Interaction of ibogaine analogs with the nicotinic acetylcholine receptor

PURPOSE: Characterization of the binding sites for ibogaine analogs on the nicotinic acetylcholine receptor (AChR) in the resting and desensitized states. METHODS: [ 3 H]18‐methoxycoronaridine ([ 3 H]18‐MC) Scatchard‐plots using Torpedo AChR membranes, [ 3 H]TCP (a well characterized noncompetitive antagonist) competition binding experiments and Schild‐type analysis, analog‐induced binding modulation of the agonist [ 3 H]cytisine, and molecular modeling of the Torpedo AChR ion channel and molecular docking of 18‐MC. RESULTS: (1) there is one (0.86 ± 0.13) high‐affinity (K d = 0.23 ± 0.04 μM) binding site for [ 3 H]18‐MC in the desensitized AChR; (2) the affinity (in μM) of each 18‐MC congener for the [ 3 H]TCP locus in the desensitized state follows the sequence: 18‐MC (0.17 ± 0.01) > 2‐methoxyethyl‐18‐MC (1.3 ± 0.1) ~ 18‐methylaminocoronaridine (1.3 ± 0.2) > (+)coronaridine (3.2 ± 0.4) ~ albifloranine (3.2 ± 0.3) > ibogaine (5.4 ± 0.3).

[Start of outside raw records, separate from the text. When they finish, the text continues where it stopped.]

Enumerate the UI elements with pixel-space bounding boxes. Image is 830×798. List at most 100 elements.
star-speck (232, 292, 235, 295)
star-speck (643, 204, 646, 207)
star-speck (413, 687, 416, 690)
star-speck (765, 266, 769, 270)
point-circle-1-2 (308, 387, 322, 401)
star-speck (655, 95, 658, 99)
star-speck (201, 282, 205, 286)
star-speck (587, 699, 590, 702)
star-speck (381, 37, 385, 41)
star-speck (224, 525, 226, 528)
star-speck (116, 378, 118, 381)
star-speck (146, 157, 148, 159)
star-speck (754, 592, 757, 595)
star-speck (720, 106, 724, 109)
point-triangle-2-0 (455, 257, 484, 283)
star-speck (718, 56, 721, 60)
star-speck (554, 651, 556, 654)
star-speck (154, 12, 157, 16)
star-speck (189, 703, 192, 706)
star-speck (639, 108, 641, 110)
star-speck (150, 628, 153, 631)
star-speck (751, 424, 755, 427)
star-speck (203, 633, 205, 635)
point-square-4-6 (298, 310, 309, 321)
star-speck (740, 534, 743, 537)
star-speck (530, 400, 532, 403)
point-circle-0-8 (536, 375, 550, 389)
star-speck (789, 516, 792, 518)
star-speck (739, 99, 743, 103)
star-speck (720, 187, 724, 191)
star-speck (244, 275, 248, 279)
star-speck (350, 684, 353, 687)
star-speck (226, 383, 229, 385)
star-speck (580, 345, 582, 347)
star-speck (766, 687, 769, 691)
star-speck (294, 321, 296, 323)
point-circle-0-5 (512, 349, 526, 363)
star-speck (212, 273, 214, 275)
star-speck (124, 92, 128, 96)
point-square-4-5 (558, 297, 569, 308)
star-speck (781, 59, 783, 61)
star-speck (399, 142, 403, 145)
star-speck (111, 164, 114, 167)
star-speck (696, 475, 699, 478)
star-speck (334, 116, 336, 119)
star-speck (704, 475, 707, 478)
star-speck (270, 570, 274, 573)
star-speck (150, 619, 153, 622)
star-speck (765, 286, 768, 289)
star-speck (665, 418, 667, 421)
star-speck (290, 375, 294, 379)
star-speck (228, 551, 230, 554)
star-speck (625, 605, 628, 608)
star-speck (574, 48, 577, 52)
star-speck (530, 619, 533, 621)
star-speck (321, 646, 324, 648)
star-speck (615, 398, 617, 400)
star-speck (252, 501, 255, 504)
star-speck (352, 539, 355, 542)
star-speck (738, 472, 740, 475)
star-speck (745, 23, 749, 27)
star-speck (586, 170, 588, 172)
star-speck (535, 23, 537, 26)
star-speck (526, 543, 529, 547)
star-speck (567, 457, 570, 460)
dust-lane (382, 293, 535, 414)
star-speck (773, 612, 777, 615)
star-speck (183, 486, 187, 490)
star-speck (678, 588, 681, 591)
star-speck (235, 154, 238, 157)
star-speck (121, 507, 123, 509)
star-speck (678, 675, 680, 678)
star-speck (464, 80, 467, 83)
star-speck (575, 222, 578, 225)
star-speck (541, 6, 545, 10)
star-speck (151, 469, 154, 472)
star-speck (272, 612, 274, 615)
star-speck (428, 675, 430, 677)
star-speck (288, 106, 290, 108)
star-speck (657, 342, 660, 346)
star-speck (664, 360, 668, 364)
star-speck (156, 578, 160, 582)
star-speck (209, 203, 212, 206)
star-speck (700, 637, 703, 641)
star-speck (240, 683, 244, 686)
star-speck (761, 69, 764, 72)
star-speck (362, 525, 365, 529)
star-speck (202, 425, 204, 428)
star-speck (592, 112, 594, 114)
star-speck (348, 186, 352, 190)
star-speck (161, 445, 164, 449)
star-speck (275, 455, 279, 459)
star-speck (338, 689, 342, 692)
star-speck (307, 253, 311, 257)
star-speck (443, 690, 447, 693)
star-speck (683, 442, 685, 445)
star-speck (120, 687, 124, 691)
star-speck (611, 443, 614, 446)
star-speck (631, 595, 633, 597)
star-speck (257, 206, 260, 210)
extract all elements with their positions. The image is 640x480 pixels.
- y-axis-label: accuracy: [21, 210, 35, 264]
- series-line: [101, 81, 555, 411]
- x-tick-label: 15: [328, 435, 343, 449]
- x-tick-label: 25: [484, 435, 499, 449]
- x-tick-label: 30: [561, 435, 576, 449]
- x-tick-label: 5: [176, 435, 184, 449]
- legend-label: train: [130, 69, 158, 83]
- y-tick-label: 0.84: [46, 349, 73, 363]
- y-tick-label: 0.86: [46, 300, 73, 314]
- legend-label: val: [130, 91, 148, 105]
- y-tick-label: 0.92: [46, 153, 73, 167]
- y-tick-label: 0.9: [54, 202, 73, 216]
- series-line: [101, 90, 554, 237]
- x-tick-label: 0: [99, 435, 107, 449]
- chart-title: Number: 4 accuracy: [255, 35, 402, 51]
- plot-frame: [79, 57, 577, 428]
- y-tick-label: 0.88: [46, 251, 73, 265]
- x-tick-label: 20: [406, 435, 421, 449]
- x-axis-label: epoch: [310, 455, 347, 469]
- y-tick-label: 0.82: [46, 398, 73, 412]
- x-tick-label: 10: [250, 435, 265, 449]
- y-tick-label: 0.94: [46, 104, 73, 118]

Whereas, the affinity sequence in the resting state is: 18‐MC (12 ± 1) > 18‐methylaminocoronaridine (20 ± 2) > (+)coronaridine (48 ± 5) > 2‐methoxyethyl‐18‐MC (82 ± 8) > ibogaine (182 ± 17) > albifloranine (252 ± 24); (3) Schild‐type analysis suggests that 18‐MC interacts with the TCP site in a steric manner; (4) [ 3 H]cytisine binding is enhanced by the 18‐MC congeners when the AChR is in the resting but activable state, but not in the desensitized state; and (5) 18‐MC interacts with a domain formed between valine (position 13’) and leucine (position 9’) rings. CONCLUSIONS: binding and modeling results indicate that the 18‐MC binding site overlaps the TCP locus located in the middle of the desensitized ion channel, and that ibogaine congeners may inhibit the AChR by inducing the desensitization process.